* Oracle claims “billions” in Java patent suit—filing
* Google disputes Oracle damages estimate
* Case is one of several lawsuits over smartphone market (Adds judge’s order, Google declined to comment)
By Dan Levine
SAN FRANCISCO, June 16 (Reuters) - Oracle Corp ORCL.O is seeking damages “in the billions of dollars” from Google Inc (GOOG.O) in a patent lawsuit over the smartphone market, according to a court filing.
The disclosure on Thursday was the first time either side publicly mentioned the cumulative scale of Oracle’s damages claims.
Oracle sued Google last year, claiming the Web search company’s Android mobile operating technology infringes Oracle’s Java patents. Oracle bought the Java programming language through its acquisition of Sun Microsystems in January 2010.
Some see the lawsuit as a sign of a growing business rivalry between the two companies. [ID:nN13226212]
The case is also part of a wider web of litigation among phone makers and software firms over who owns the patents used in smartphones and tablets, as rivals aggressively rush into a market in which Apple jump-started with iPhone and iPad.

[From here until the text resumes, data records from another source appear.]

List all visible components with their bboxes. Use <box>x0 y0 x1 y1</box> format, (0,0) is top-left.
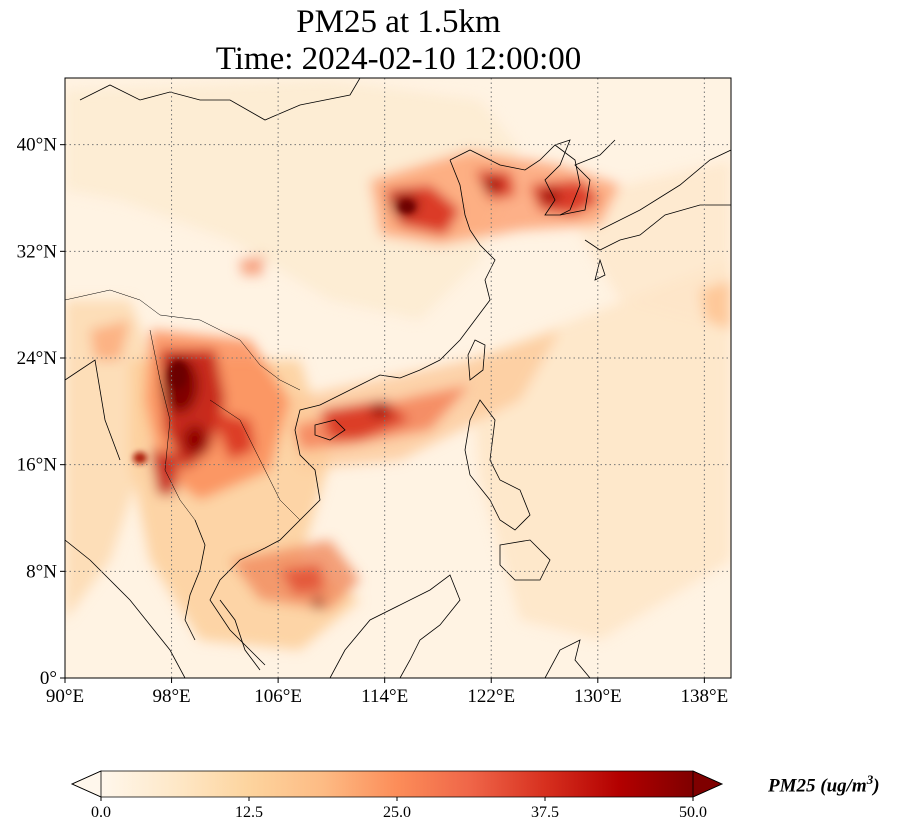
map-subtitle-time: Time: 2024-02-10 12:00:00 <box>215 41 582 77</box>
colorbar: 0.0 12.5 25.0 37.5 50.0 <box>71 770 723 821</box>
lon-tick-label: 98°E <box>152 686 190 707</box>
colorbar-tick-label: 50.0 <box>679 804 707 821</box>
lat-tick-label: 40°N <box>17 135 58 156</box>
colorbar-tick-label: 25.0 <box>383 804 411 821</box>
lon-tick-label: 114°E <box>361 686 408 707</box>
lat-tick-label: 32°N <box>17 241 58 262</box>
lon-tick-label: 90°E <box>46 686 84 707</box>
map-title: PM25 at 1.5km <box>296 4 501 40</box>
lat-tick-label: 8°N <box>26 561 57 582</box>
lon-tick-label: 122°E <box>467 686 515 707</box>
colorbar-extend-max <box>692 770 723 798</box>
tick-labels: 90°E 98°E 106°E 114°E 122°E 130°E 138°E 0° 8°N 16… <box>17 135 729 707</box>
lon-tick-label: 138°E <box>681 686 729 707</box>
lon-tick-label: 130°E <box>574 686 622 707</box>
pm25-field <box>65 78 731 678</box>
gridlines <box>65 78 731 678</box>
colorbar-tick-label: 37.5 <box>531 804 559 821</box>
lat-tick-label: 16°N <box>17 455 58 476</box>
colorbar-tick-label: 0.0 <box>91 804 111 821</box>
colorbar-label: PM25 (ug/m3) <box>768 772 880 797</box>
map-frame <box>64 77 732 679</box>
axis-ticks <box>60 144 705 683</box>
colorbar-extend-min <box>71 770 102 798</box>
lon-tick-label: 106°E <box>254 686 302 707</box>
lat-tick-label: 24°N <box>17 348 58 369</box>
coastlines <box>65 78 731 678</box>
colorbar-gradient <box>101 771 693 797</box>
lat-tick-label: 0° <box>40 668 57 689</box>
colorbar-tick-label: 12.5 <box>235 804 263 821</box>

Barring any settlements, a trial between Oracle and Google is expected to begin by November.
Google has called an Oracle damages report “unreliable and results-oriented,” and asked a U.S. judge in San Francisco to ignore it, court documents show. In disputing Oracle’s methodology, Google also asked the court to keep private some damages information Google disclosed in a court filing.

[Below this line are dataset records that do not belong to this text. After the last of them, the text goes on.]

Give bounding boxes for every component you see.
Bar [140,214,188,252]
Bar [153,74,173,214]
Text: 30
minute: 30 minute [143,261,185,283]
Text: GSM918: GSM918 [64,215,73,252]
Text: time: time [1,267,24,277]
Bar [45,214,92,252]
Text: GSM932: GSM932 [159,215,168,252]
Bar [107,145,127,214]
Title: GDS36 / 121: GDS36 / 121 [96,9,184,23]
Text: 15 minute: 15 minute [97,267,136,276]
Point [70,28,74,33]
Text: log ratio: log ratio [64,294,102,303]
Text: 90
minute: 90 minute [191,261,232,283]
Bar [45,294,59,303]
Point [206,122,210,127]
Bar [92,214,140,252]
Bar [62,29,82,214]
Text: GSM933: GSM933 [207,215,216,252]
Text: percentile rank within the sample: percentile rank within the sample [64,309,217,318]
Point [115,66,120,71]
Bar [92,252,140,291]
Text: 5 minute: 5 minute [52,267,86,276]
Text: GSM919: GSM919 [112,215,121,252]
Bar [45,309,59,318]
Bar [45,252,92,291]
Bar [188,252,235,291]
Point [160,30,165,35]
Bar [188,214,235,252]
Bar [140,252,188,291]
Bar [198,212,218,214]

Oracle then accused Google of trying to conceal the fact Oracle’s damages claims in the case are in the billions, according to a document filed on Thursday. Oracle said it did not object to having the information about its damages become public.
Due to Oracle’s stance, U.S. District Judge William Alsup ordered Google on Thursday to make public the damages information by Friday.
A Google representative declined to comment.